El p-value es popular en las ciencias básicas, y también en las Humanidades, porque a menudo los científicos intentan refutar una hipótesis establecida, al menos bajo ciertas condiciones. Al fin y al cabo esa propiedad de auto-corrección es lo que hace de la ciencia un método tan poderoso para interpretar la realidad: Einstein reemplazó a Newton porque demostró que la hipótesis de Newton no era válida en ciertas circunstancias particulares de velocidad y gravedad (aun cuando tomó décadas corroborarlo con datos experimentales).
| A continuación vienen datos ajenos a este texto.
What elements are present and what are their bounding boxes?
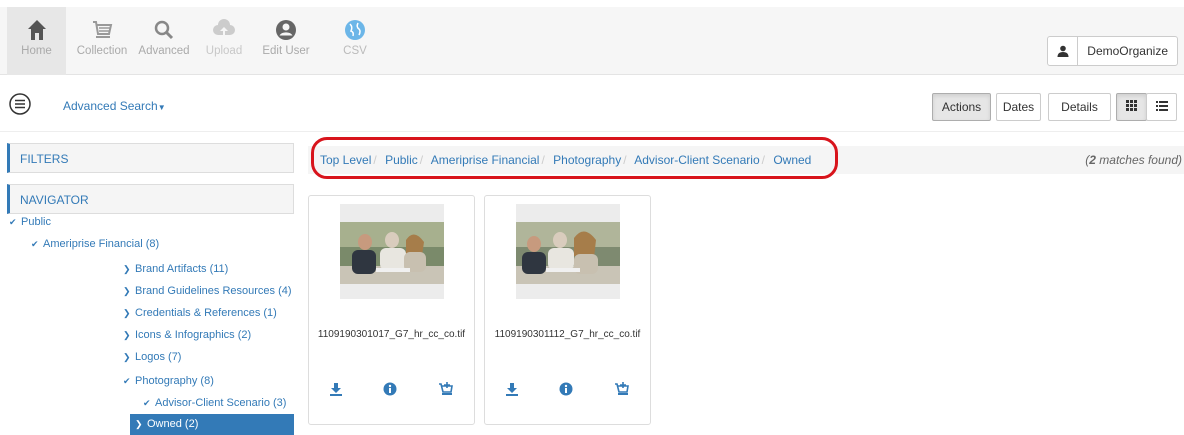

Si soy un astrónomo midiendo la velocidad a la que se alejan las galaxias y quiero convencer a la comunidad científica de que la expansión del universo es una invención del castrochavismo y no un hecho real, entonces debo demostrar que mis datos sobre velocidad de las galaxias, tomados con toda la rigurosidad del caso, son absolutamente improbables si asumo que el universo está en expansión: el p-value de mis datos debe ser muy bajo, tan bajo que la idea de que la hipótesis de la expansión es correcta y mis datos el producto de una extraordinaria coincidencia sea capaz de arrancar carcajadas al público implacable que escuche mi presentación. Pero si mi p-value es compatible con la coincidencia o el azar (es decir, si es más grande que cierto valor convenido de acuerdo al experimento y a la experiencia), lo que no puedo hacer es pretender hacerlo más pequeño cambiando la hipótesis que pretendo refutar, ni estirando los datos para hacerlos incompatibles con esta última.
Esta última es la lección que todo científico debe aprender: un resultado compatible con la hipótesis nula también es un resultado, y es tan valioso para la ciencia como un resultado que la refuta. Esto se hace más evidente cuando consideramos situaciones en las que los datos son escasos. Un ejemplo interesante es: ¿qué tan probable es la existencia de una civilización técnica como la nuestra en este momento particular de la historia del Universo, si asumimos que las estrellas y los planetas se forman a cierta velocidad determinada dentro de las galaxias? En este caso, por desgracias, nosotros mismos somos el único dato disponible, y el valor del p-value puede convertirse en el carisellazo que decidirá si estamos o no solos en el Universo. Ese será el tema de la segunda parte de este post.